La lotta politica nel dopoguerra
Il Partito Comunista negli anni successivi alla guerra ha seguito strategie diverse senza escludere il ricorso alle azioni di lotta più dure

La politica del Partito Comunista successivamente alla sua ricostituzione nel 1944 fu formalmente molto prudente. Il forte senso di realismo di Palmiro Togliatti lo spingeva ad un atteggiamento cauto, tuttavia altre importanti voci all’interno del partito, come quella di Pietro Secchia, erano per una politica diversa. Giorgio Bocca ha scritto nella sua biografia del leader comunista che Togliatti «sa che il partito ha una sua organizzazione paramilitare basata su quadri partigiani e non ne ordina lo scioglimento; sa che Secchia prepara un apparato clandestino, pronto a ogni evenienza e lascia fare, approva».

Il dopoguerra fu un periodo molto agitato, nell’estate del 1946 alcuni gruppi partigiani ripresero le armi e si arroccarono nelle valli piemontesi dove avevano combattuto. A Milano operava fino al 1949 la «Volante Rossa» che operava omicidi contro avversari politici e devastava le sedi dei partiti politici anche moderati, nelle province di Bologna, Reggio, Modena e Ferrara gli omicidi di proprietari terrieri e parroci erano numerosi. A proposito dei comunisti scrive il giornalista Luigi Barzini: «Erano ricchi, finanziati dal pingue bottino di guerra conquistato nella Valle Padana, dai forti contributi sovietici, dalle sottoscrizioni entusiaste degli iscritti. Erano armati, più potenti delle forze armate italiane e della polizia, limitate dal trattato di pace, poiché i comunisti possedevano quasi intatto l’apparato clandestino della Resistenza, con armi e munizioni… condannavano a morte chi volevano ed eseguivano le condanne senza che la legge, lo Stato, la polizia, i tribunali potessero intervenire». È abbastanza interessante notare che alcuni degli autori delle violenze, una volta scoperti vennero fatti sparire in Cecoslovacchia grazie al sostegno dei dirigenti di partito.

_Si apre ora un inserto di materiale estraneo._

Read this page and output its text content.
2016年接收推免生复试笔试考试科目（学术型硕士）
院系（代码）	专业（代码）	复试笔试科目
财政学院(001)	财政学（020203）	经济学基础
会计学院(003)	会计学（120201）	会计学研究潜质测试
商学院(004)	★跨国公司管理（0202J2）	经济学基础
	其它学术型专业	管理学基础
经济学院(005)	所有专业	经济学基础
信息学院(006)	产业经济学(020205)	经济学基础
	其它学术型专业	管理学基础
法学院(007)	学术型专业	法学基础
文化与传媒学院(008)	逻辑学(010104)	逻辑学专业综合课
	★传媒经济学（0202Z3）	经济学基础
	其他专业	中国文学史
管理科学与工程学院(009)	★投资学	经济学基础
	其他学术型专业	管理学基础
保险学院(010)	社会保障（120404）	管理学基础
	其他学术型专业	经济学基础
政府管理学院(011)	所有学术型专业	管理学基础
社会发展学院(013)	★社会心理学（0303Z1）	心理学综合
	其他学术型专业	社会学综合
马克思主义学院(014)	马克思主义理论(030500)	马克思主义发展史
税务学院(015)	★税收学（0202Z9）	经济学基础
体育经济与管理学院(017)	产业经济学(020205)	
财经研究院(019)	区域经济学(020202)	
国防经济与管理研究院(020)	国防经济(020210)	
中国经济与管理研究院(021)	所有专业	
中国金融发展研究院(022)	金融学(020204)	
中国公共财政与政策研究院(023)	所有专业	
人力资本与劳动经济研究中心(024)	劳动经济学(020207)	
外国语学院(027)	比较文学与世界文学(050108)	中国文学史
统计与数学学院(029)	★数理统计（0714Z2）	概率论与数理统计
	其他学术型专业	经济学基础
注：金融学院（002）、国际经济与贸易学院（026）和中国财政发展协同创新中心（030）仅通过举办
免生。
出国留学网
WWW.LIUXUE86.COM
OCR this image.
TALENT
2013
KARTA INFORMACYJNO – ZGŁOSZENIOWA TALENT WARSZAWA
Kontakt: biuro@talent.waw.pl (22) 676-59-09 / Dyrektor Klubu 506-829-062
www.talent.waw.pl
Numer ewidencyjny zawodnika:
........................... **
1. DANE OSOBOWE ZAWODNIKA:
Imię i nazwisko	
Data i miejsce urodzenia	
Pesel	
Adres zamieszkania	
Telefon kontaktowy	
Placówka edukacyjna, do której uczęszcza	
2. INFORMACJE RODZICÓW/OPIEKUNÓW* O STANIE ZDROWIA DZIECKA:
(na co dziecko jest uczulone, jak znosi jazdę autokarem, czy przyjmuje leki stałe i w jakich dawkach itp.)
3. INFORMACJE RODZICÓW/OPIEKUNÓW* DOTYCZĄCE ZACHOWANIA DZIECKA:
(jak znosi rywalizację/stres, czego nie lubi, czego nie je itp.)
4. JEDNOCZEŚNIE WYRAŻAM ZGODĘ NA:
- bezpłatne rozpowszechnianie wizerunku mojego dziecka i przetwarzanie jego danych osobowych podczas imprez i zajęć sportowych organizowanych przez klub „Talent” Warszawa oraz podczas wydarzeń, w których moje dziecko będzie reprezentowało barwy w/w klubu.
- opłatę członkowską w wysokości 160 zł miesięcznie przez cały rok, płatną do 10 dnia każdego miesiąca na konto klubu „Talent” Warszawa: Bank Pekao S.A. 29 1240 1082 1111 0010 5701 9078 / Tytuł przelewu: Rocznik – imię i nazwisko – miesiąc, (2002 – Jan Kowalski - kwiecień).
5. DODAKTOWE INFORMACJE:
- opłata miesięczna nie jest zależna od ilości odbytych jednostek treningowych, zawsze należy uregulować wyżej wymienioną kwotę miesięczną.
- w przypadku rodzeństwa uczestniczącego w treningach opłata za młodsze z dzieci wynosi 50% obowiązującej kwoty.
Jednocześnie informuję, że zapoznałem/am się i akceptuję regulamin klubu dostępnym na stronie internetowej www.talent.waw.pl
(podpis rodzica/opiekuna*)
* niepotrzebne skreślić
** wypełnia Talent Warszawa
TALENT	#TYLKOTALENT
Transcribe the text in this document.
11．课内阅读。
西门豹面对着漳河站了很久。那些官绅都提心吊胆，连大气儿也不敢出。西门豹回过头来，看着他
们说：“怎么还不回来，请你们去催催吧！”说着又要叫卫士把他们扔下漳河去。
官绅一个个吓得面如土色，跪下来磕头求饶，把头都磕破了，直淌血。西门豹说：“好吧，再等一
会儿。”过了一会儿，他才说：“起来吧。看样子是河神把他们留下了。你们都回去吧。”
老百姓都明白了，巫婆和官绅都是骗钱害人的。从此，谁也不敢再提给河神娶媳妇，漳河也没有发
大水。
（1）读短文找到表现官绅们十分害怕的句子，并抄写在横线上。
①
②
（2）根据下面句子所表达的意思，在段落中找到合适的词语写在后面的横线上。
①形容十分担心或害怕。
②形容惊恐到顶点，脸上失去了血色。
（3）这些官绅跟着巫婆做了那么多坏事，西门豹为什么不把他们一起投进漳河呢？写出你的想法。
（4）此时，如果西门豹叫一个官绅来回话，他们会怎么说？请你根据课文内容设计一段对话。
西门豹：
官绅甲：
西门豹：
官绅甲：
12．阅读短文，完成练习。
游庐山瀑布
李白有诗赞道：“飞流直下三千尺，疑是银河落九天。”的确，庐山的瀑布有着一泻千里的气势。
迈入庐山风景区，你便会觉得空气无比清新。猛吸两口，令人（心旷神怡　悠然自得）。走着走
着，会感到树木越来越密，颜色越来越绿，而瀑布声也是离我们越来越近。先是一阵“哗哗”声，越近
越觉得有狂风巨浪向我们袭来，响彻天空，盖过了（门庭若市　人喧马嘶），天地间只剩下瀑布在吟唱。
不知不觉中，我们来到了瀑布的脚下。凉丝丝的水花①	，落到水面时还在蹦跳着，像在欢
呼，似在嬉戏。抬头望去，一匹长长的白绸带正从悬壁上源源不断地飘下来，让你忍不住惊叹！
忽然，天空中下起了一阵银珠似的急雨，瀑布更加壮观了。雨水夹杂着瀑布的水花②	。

Successivamente alla costituzione del Cominform, e alle dure prese di posizione di Stalin e Zdanov sul mondo occidentale, la tensione crebbe fortemente. L’episodio più grave si ebbe cinque mesi prima delle famose elezioni del 18 aprile 1948. Gruppi armati comunisti guidati da uno dei massimi dirigenti del partito, Giancarlo Pajetta, presero d’assalto la Prefettura di Milano, e contemporaneamente attaccarono la sede della RAI, del giornale «Il Mattino d’Italia» e quella del Movimento Sociale Italiano. I rivoltosi imposero numerosi posti di blocco, costringendo le forze dell’ordine sulla difensiva. Non si ebbero vittime e gli incidenti rientrarono ben presto, comunque la tensione rimase a lungo molto alta. Negli anni successivi Pajetta dichiarò che una prova di forza era essenziale in quel momento storico. La politica scarsamente democratica del Partito Comunista Italiano, gli scioperi politici contro il Piano Marshall, le ambiguità sulla questione di Trieste, e i gravi fatti di Praga dove i socialisti avevano subito pesanti vessazioni da parte dei comunisti, spinsero ad un ripensamento anche all’interno della Sinistra non comunista. A seguito di questi episodi si ebbe una rottura a livello sindacale, mentre i socialisti di Saragat e il Partito Repubblicano di La Malfa, sebbene orientati a Sinistra sulle questioni economiche, preferirono non allinearsi al Fronte Popolare. Le elezioni del ’48 segnarono un forte arretramento di socialisti e comunisti rispetto alle elezioni del ’46, dove insieme avevano riportato un numero di voti notevolmente superiore a quello della Democrazia Cristiana; specialmente nel Nord i risultati furono fortemente inferiori alle aspettative, il Paese era cosciente della necessità di una evoluzione, ma profondamente diversa rispetto a quella proposta dal comunismo.